Furthermore, increasingly tense global geopolitics have heightened uncertainty around the U.S. Federal Reserve's monetary policy. Recent market expectations for delayed rate cuts or even potential hikes have contributed to tighter global liquidity. For rate-sensitive assets like innovative drug stocks, this directly pressures valuation levels.
While industry fundamentals show strength—with total Business Development (BD) deal value for domestic innovative drugs surpassing $60 billion in a single quarter of 2026, accounting for nearly 70% of global pharmaceutical deal volume—the market reaction differs from last year's bull run, which was heavily driven by BD news. The current tepid secondary market response to robust industry BD activity indicates the sector is gradually moving away from pure event-driven trading and entering a phase of more nuanced, fundamentals-based pricing.
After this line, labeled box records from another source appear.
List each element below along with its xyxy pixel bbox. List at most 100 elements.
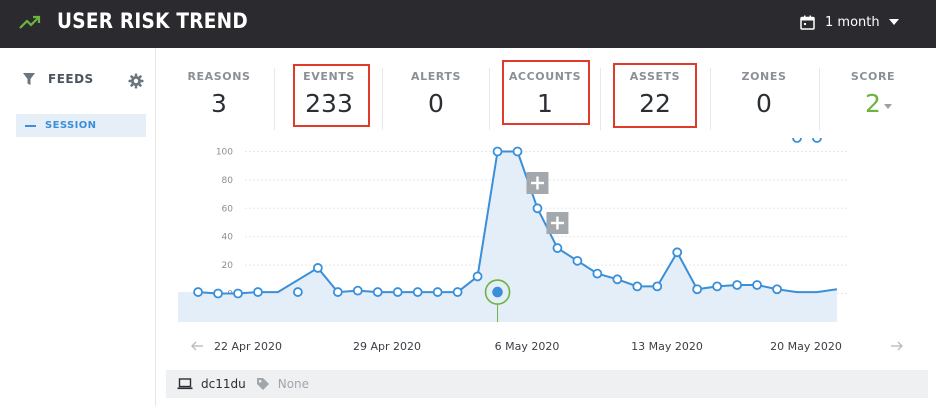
divider bbox=[600, 68, 601, 130]
plus-icon[interactable] bbox=[546, 212, 569, 234]
y-tick-label: 100 bbox=[216, 148, 233, 158]
highlight-box-events bbox=[293, 64, 370, 127]
data-point[interactable] bbox=[472, 271, 483, 282]
stat-value: 3 bbox=[211, 89, 227, 118]
data-point[interactable] bbox=[792, 138, 802, 143]
stat-events: EVENTS 233 bbox=[279, 68, 379, 132]
divider bbox=[710, 68, 711, 130]
data-point[interactable] bbox=[652, 281, 663, 292]
stat-label: ZONES bbox=[741, 70, 787, 83]
stat-value: 22 bbox=[639, 89, 671, 118]
active-indicator bbox=[25, 124, 36, 127]
stat-zones: ZONES 0 bbox=[714, 68, 814, 132]
selected-data-point[interactable] bbox=[492, 286, 503, 298]
header-bar: USER RISK TREND 1 month bbox=[0, 0, 936, 48]
stat-value: 2 bbox=[865, 89, 881, 118]
y-tick-label: 20 bbox=[222, 261, 234, 271]
data-point[interactable] bbox=[213, 288, 223, 299]
laptop-icon bbox=[177, 378, 193, 390]
sidebar-item-label: SESSION bbox=[45, 120, 97, 131]
asset-footer: dc11du None bbox=[166, 370, 928, 398]
period-label: 1 month bbox=[825, 14, 880, 30]
stat-label: ASSETS bbox=[629, 70, 681, 83]
plus-icon[interactable] bbox=[526, 172, 549, 194]
tag-icon bbox=[256, 378, 269, 390]
data-point[interactable] bbox=[392, 287, 403, 297]
divider bbox=[274, 68, 275, 130]
divider bbox=[489, 68, 490, 130]
stat-alerts: ALERTS 0 bbox=[386, 68, 486, 132]
data-point[interactable] bbox=[233, 288, 243, 299]
stat-label: SCORE bbox=[850, 70, 896, 83]
y-tick-label: 60 bbox=[222, 204, 234, 214]
data-point[interactable] bbox=[332, 287, 343, 297]
data-point[interactable] bbox=[812, 138, 822, 143]
y-tick-label: 80 bbox=[222, 176, 234, 186]
data-point[interactable] bbox=[372, 287, 383, 297]
data-point[interactable] bbox=[452, 287, 463, 297]
data-point[interactable] bbox=[632, 281, 643, 292]
stat-label: ACCOUNTS bbox=[508, 70, 582, 83]
x-tick-label: 29 Apr 2020 bbox=[353, 340, 421, 353]
data-point[interactable] bbox=[692, 284, 703, 295]
x-tick-label: 6 May 2020 bbox=[495, 340, 560, 353]
area-fill bbox=[178, 151, 837, 322]
y-tick-label: 40 bbox=[222, 233, 234, 243]
filter-icon[interactable] bbox=[22, 72, 36, 86]
data-point[interactable] bbox=[352, 285, 363, 296]
data-point[interactable] bbox=[492, 146, 503, 157]
data-point[interactable] bbox=[592, 268, 603, 279]
data-point[interactable] bbox=[612, 274, 623, 285]
asset-hostname[interactable]: dc11du bbox=[201, 377, 246, 391]
selection-ring bbox=[484, 279, 511, 305]
x-axis: 22 Apr 2020 29 Apr 2020 6 May 2020 13 May 2… bbox=[214, 340, 842, 353]
stat-accounts: ACCOUNTS 1 bbox=[495, 68, 595, 132]
data-points bbox=[193, 138, 822, 299]
data-point[interactable] bbox=[512, 146, 523, 157]
x-tick-label: 22 Apr 2020 bbox=[214, 340, 282, 353]
divider bbox=[382, 68, 383, 130]
asset-tag: None bbox=[277, 377, 310, 391]
gear-icon[interactable] bbox=[128, 73, 144, 89]
stat-reasons: REASONS 3 bbox=[169, 68, 269, 132]
arrow-right-icon[interactable] bbox=[891, 341, 903, 351]
chevron-down-icon[interactable] bbox=[884, 104, 892, 109]
sidebar-item-session[interactable]: SESSION bbox=[16, 114, 146, 137]
stat-value: 0 bbox=[428, 89, 444, 118]
calendar-icon bbox=[800, 15, 815, 30]
stat-score[interactable]: SCORE 2 bbox=[823, 68, 923, 132]
data-point[interactable] bbox=[712, 281, 723, 292]
highlight-box-assets bbox=[613, 63, 697, 128]
highlight-box-accounts bbox=[502, 60, 590, 125]
data-point[interactable] bbox=[732, 280, 743, 290]
stat-assets: ASSETS 22 bbox=[605, 68, 705, 132]
trend-up-icon bbox=[19, 15, 41, 29]
arrow-left-icon[interactable] bbox=[191, 341, 203, 351]
data-point[interactable] bbox=[672, 247, 683, 258]
divider bbox=[819, 68, 820, 130]
feeds-header: FEEDS bbox=[22, 72, 94, 86]
sidebar: FEEDS SESSION bbox=[0, 48, 156, 406]
feeds-label: FEEDS bbox=[48, 72, 94, 86]
data-point[interactable] bbox=[292, 287, 303, 297]
chevron-down-icon bbox=[888, 19, 899, 25]
stat-value: 1 bbox=[537, 89, 553, 118]
data-point[interactable] bbox=[752, 280, 762, 290]
data-point[interactable] bbox=[772, 284, 782, 295]
stat-label: EVENTS bbox=[303, 70, 355, 83]
data-point[interactable] bbox=[432, 287, 443, 297]
data-point[interactable] bbox=[412, 287, 423, 297]
x-tick-label: 13 May 2020 bbox=[631, 340, 703, 353]
event-markers bbox=[526, 172, 569, 234]
stat-value: 0 bbox=[756, 89, 772, 118]
data-point[interactable] bbox=[253, 287, 263, 297]
data-point[interactable] bbox=[532, 203, 543, 214]
stat-label: REASONS bbox=[187, 70, 251, 83]
data-point[interactable] bbox=[193, 287, 203, 297]
period-selector[interactable]: 1 month bbox=[800, 10, 899, 34]
stat-value: 233 bbox=[305, 89, 353, 118]
data-point[interactable] bbox=[552, 243, 563, 253]
data-point[interactable] bbox=[572, 255, 583, 266]
data-point[interactable] bbox=[312, 263, 323, 273]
In short, investors are no longer solely evaluating companies based on the nominal total value of BD deals. Instead, they are incorporating factors like deal structure, timing of revenue realization, cash flow certainty, and profitability alignment across markets into a layered valuation approach. The marginal impact of event-driven positive news is waning, with the ability to deliver on fundamentals becoming the core consideration for valuation differentiation. This environment is challenging for companies like GENFLEET-B that are not yet profitable.
Examining the Company's Fundamentals
Fundamentally, GENFLEET-B's pipeline extends beyond its marketed KRAS G12C inhibitor, Fuzereisai. Its innovative pipeline covers various selective inhibitors (GFH375 for KRAS G12D), pan-RAS inhibitors (GFH276), and includes small molecule targeted drugs, non-degrading molecular glues, and novel antibody-drug conjugates with innovative mechanisms (GFS784 for panRAS). Several of these candidates are first-in-class or among the leading candidates in their respective domestic fields.
Notably, GFH375, an oral small molecule inhibitor targeting the KRAS G12D mutation and a core asset in its pipeline, held an investigator meeting for its pancreatic cancer Phase III trial as early as late February this year, being the first oral KRAS G12D inhibitor globally to enter Phase III. In early March, it was granted Breakthrough Therapy Designation by China's CDE, becoming the first KRAS G12D inhibitor in China to receive this recognition.
However, the company has not yet achieved profitability from product sales. According to its disclosed 2025 financial report, revenue was RMB 130 million, a year-on-year increase of 24.42%, but the net loss widened significantly by 164.82% to RMB 1.795 billion. Such fundamentals are clearly at odds with the current investment preferences within the Hong Kong innovative drug sector. This misalignment suggests that, in the absence of major catalysts, the company's share price is likely to experience relatively higher volatility.